L’aceto balsamico è uno dei prodotti simbolo della gastronomia italiana. Unico per gusto e consistenza, può essere abbinato a infinite varietà di piatti, dalle insalate ai dessert, e proprio grazie alla sua straordinaria versatilità è utilizzato (e apprezzato) nelle cucine di tutto il mondo.

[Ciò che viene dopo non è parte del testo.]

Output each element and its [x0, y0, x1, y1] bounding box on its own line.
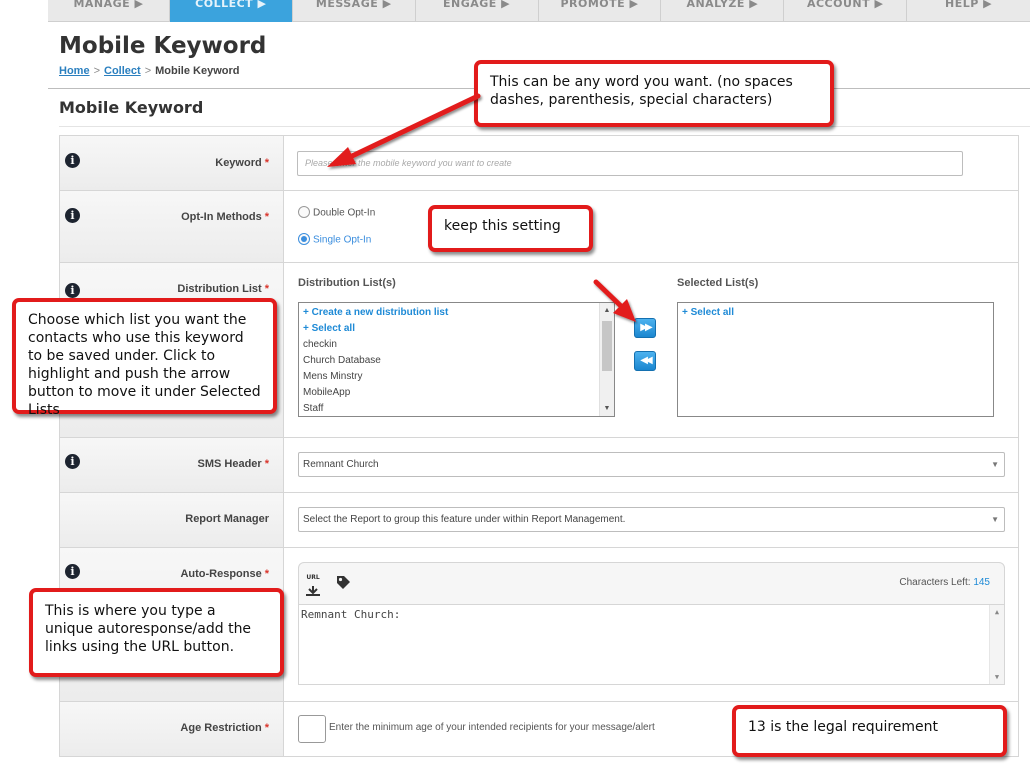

Dal 2009 l’aceto balsamico di Modena è considerato un condimento a Indicazione Geografica Protetta (IGP): significa che per la sua produzione dev’essere seguito un Disciplinare che prevede l’utilizzo di una miscela di mosto cotto d’uva (almeno il 20%), mosto concentrato e aceto di vino (non meno del 10%). Inoltre deve essere garantito un periodo di invecchiamento in contenitori di legno di almeno 60 giorni. L’imbottigliamento può avvenire nei soli centri autorizzati e certificati e ogni partita deve essere conforme al Disciplinare di Produzione, sul cui rispetto vigila un Ente autonomo nominato dal Ministero dell’Agricoltura.

Secondo i dati del Consorzio Tutela Aceto Balsamico di Modena ogni anno vengono prodotti 97 milioni di litri di questa prelibatezza. Il 92% della produzione totale viene esportata e commercializzata in 120 paesi. Un dato eccezionale, che conferma come l’aceto balsamico sia tra i principali ambasciatori nel mondo delle eccellenze agroalimentari italiane.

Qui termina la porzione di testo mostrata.